Veículos, caminhões e motocicletas transitavam pelo local no momento do colapso, que foi registrado em vídeo. As imagens mostram rachaduras se formando antes que a estrutura cedesse completamente, mergulhando cerca de 150 metros da ponte no Rio Tocantins.
A ponte, parte essencial da BR-226, era um importante elo entre as regiões Norte e Nordeste. Construída há décadas, ela já apresentava sinais de desgaste estrutural, agravados pelo intenso tráfego de veículos pesados.
O governador do Tocantins, Wanderlei Barbosa, confirmou a morte de um morador de Aguiarnópolis e expressou solidariedade às famílias afetadas.
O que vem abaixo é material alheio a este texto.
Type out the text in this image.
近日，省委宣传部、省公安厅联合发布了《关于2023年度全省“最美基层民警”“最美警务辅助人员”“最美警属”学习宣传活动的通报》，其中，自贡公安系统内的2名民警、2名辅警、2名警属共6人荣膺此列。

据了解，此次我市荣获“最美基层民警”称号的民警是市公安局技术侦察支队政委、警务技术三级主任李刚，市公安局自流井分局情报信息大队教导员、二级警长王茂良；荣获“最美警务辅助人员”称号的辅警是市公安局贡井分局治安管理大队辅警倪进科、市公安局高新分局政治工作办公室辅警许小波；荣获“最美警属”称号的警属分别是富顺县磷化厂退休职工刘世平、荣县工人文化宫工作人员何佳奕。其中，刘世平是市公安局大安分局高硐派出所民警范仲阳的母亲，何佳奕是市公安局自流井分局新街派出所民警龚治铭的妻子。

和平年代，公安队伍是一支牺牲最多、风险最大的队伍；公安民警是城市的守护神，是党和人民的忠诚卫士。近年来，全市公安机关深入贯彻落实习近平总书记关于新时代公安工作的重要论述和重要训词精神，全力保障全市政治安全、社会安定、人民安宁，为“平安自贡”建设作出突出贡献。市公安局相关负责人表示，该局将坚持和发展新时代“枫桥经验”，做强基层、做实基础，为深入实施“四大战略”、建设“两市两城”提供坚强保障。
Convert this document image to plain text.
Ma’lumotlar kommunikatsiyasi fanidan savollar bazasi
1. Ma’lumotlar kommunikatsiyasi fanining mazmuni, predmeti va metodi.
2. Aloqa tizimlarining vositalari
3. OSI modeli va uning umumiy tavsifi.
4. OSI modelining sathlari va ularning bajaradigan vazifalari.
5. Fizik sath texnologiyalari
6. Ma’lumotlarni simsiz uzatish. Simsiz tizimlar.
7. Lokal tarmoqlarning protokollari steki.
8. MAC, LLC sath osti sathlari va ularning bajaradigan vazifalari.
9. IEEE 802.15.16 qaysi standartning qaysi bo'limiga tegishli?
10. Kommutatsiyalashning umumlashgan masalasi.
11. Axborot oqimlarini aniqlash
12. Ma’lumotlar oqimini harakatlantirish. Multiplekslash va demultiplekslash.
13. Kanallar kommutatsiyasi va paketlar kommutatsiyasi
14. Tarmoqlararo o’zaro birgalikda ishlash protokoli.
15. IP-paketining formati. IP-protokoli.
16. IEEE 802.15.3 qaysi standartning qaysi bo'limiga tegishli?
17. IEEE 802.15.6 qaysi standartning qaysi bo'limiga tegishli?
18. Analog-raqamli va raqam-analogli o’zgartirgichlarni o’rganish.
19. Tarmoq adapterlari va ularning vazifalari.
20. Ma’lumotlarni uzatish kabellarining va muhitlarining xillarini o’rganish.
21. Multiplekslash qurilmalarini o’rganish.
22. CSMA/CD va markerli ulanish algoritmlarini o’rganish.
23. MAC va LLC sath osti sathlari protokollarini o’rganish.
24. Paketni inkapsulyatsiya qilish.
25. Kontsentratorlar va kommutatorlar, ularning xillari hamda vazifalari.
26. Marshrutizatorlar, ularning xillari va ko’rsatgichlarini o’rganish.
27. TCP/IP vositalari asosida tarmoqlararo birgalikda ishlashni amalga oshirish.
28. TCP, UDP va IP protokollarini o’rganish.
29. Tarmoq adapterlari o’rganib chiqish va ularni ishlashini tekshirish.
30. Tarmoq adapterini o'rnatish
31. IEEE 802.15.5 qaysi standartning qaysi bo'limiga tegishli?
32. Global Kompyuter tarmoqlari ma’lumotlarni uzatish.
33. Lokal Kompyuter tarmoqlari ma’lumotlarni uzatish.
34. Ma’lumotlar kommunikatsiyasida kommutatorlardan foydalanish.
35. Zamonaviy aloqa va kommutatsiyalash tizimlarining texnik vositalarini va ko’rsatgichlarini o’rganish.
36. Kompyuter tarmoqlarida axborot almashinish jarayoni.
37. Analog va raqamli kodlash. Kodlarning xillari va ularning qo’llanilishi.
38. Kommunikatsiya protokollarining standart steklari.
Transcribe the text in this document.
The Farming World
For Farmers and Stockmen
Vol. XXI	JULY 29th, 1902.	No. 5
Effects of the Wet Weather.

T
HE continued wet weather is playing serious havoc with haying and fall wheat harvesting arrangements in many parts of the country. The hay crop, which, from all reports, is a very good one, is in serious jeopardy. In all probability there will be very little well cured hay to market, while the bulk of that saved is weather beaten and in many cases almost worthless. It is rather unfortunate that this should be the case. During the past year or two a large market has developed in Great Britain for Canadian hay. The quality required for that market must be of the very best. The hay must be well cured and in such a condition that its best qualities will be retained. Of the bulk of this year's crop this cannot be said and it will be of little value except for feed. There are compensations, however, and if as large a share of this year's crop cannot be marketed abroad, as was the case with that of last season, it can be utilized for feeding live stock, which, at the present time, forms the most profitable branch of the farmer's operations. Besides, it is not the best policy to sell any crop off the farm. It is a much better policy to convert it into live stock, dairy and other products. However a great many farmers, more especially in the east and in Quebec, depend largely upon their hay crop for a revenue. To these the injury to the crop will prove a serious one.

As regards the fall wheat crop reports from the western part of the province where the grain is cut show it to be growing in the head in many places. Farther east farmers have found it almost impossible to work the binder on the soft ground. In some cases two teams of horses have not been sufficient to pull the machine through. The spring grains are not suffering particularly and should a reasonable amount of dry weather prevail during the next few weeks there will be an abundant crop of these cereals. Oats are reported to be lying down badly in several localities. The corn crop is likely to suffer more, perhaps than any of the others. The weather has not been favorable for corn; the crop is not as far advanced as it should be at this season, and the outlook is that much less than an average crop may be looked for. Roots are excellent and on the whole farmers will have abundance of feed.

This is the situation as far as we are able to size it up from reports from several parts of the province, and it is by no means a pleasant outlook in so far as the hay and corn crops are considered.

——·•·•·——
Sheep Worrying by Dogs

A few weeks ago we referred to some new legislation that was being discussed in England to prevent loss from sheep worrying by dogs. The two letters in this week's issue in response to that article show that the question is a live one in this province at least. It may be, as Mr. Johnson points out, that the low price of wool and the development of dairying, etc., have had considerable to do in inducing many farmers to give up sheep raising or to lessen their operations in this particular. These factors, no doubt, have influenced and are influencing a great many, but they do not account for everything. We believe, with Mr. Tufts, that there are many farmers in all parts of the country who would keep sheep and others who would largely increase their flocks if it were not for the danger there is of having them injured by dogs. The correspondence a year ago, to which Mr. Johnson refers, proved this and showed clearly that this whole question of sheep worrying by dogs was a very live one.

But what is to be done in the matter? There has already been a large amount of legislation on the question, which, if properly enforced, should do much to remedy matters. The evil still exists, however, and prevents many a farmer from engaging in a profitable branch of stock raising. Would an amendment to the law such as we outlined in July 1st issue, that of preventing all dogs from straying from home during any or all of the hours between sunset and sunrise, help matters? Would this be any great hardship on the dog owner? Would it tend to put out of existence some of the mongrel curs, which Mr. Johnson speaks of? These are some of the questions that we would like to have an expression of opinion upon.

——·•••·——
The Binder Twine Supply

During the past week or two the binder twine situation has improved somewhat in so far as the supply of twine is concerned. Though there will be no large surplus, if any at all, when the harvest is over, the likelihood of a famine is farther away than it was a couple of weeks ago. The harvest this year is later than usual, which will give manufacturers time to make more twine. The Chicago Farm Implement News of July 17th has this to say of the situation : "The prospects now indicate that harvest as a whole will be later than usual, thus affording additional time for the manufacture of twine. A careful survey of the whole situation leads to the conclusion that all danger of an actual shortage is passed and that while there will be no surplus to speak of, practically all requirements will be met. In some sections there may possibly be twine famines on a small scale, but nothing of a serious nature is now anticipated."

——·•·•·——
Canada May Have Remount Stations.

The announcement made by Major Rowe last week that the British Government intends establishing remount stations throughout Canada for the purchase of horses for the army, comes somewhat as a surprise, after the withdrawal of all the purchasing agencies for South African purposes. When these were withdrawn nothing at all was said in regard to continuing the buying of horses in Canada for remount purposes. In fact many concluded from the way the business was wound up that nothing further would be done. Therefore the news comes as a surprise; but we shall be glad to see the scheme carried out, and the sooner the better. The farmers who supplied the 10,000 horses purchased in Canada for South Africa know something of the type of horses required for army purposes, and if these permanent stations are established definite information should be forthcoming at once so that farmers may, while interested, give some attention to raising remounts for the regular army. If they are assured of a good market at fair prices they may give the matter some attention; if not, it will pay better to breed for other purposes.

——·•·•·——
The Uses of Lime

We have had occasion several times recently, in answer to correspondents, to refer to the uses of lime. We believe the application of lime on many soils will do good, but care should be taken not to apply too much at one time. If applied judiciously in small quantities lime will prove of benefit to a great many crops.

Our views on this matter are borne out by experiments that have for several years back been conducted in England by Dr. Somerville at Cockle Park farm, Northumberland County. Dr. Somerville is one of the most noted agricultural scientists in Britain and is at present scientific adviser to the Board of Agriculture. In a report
Veja pronunciamento do governador:
https://www.instagram.com/reel/DD5FVY3PVkV/
Equipes do Corpo de Bombeiros, Polícia Militar e Centro Tático Aéreo foram imediatamente mobilizadas para o local. O ministro dos Transportes, Renan Filho, informou que o Departamento Nacional de Infraestrutura de Transportes (DNIT) interditou a rodovia completamente, gerando um grande transtorno para moradores e motoristas que dependem da via.
https://x.com/i/status/1870932773751718089
Momentos antes do colapso, o vereador Elias Junior gravava um vídeo na ponte, alertando para as condições precárias da estrutura. Ele mencionava rachaduras e instava autoridades a tomarem medidas urgentes. O apelo, infelizmente, veio tarde demais. A gravação capturou o início do desabamento, mostrando a gravidade da situação.
https://www.instagram.com/reel/DD5CVFbyB1g/
O desabamento levanta novamente questões sobre a manutenção da infraestrutura no Brasil. Pontes e rodovias, especialmente em regiões isoladas, muitas vezes não recebem a devida atenção, expondo vidas a riscos desnecessários.
Enquanto as investigações continuam, famílias afetadas e uma comunidade inteira lamentam a perda nesta véspera de Natal. Este incidente serve como um alerta urgente para que tragédias como esta sejam prevenidas por meio de investimentos e fiscalização mais rigorosa.